Healthcare policy at EU level
Health care policy is mainly a national matter, but increasingly, it reaches the EU level. For instance, the importance of healthcare is cited in the Europe 2020 strategy (150 KB PDF) in the context of social inclusion: ‘A major effort will be needed to combat poverty and social exclusion and reduce health inequalities to ensure that everybody can benefit from growth. Equally important will be our ability to meet the challenge of promoting a healthy and active ageing population to allow for social cohesion and higher productivity.’
The EU Charter of Fundamental Rights, from 2000, in Article 35 states that access to quality healthcare is a fundamental right for citizens (770 KB PDF). While the Council conclusions on health inequality state that poor health outcomes may result from uneven access to health services, and stress the importance of ‘interventions that facilitate real access for all’ (120 KB PDF). And the Social Investment Package states that better healthcare can increase productivity and longer-term savings for EU Member States.

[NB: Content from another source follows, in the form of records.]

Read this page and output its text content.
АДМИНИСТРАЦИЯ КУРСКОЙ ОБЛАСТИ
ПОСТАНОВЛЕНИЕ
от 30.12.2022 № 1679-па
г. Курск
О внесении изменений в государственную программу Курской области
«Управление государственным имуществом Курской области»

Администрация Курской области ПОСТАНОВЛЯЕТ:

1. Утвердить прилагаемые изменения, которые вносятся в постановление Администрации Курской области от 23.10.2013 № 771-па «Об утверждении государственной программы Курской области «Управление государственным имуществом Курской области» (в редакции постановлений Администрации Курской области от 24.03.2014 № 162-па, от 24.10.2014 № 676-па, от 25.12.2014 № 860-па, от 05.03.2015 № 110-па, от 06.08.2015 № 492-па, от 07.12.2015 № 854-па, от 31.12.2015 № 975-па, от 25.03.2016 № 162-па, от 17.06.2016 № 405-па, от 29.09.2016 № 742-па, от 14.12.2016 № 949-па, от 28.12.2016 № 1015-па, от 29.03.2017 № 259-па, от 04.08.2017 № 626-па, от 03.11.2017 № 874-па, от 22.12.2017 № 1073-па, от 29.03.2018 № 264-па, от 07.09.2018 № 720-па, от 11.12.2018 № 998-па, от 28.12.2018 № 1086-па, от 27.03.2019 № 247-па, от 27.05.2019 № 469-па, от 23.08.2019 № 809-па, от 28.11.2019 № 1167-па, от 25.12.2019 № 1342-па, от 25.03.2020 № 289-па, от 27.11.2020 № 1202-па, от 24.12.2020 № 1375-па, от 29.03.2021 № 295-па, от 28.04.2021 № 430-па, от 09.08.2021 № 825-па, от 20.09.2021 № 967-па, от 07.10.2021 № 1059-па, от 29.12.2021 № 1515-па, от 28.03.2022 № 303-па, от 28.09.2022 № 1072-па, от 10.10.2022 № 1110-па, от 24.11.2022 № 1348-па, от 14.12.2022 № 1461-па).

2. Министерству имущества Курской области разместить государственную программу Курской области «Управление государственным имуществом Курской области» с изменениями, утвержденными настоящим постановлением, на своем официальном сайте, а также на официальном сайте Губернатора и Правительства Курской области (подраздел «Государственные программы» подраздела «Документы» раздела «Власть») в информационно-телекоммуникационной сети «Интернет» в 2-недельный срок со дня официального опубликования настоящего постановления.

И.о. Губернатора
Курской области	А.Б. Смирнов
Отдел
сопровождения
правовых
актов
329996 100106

While the EU-level approach has, to date, been only indirect in its impact, that is changing with the advent of the European Semester, particularly in the form of the country-specific recommendations (CSRs). For instance, the CSRs for Romania’s urge the country to seek to improve access to health care for people in remote regions.
Data for the research
A key source of the data is the Eurofound project on Access to healthcare in times of crisis. In this study, in-depth studies focused on nine countries: Greece, Hungary, Ireland, Latvia, Luxembourg, Portugal, Romania, Slovenia and Sweden. It drew on a wide range of sources, including national literature, surveys and interviews with stakeholders.
In addition, over 30 case studies illustrate how in practice budget-balancing measures have affected specific public healthcare services and access to them, for providers and service users, and how service providers have sought to maintain access. Most of the 31 case studies are publicly funded healthcare providers.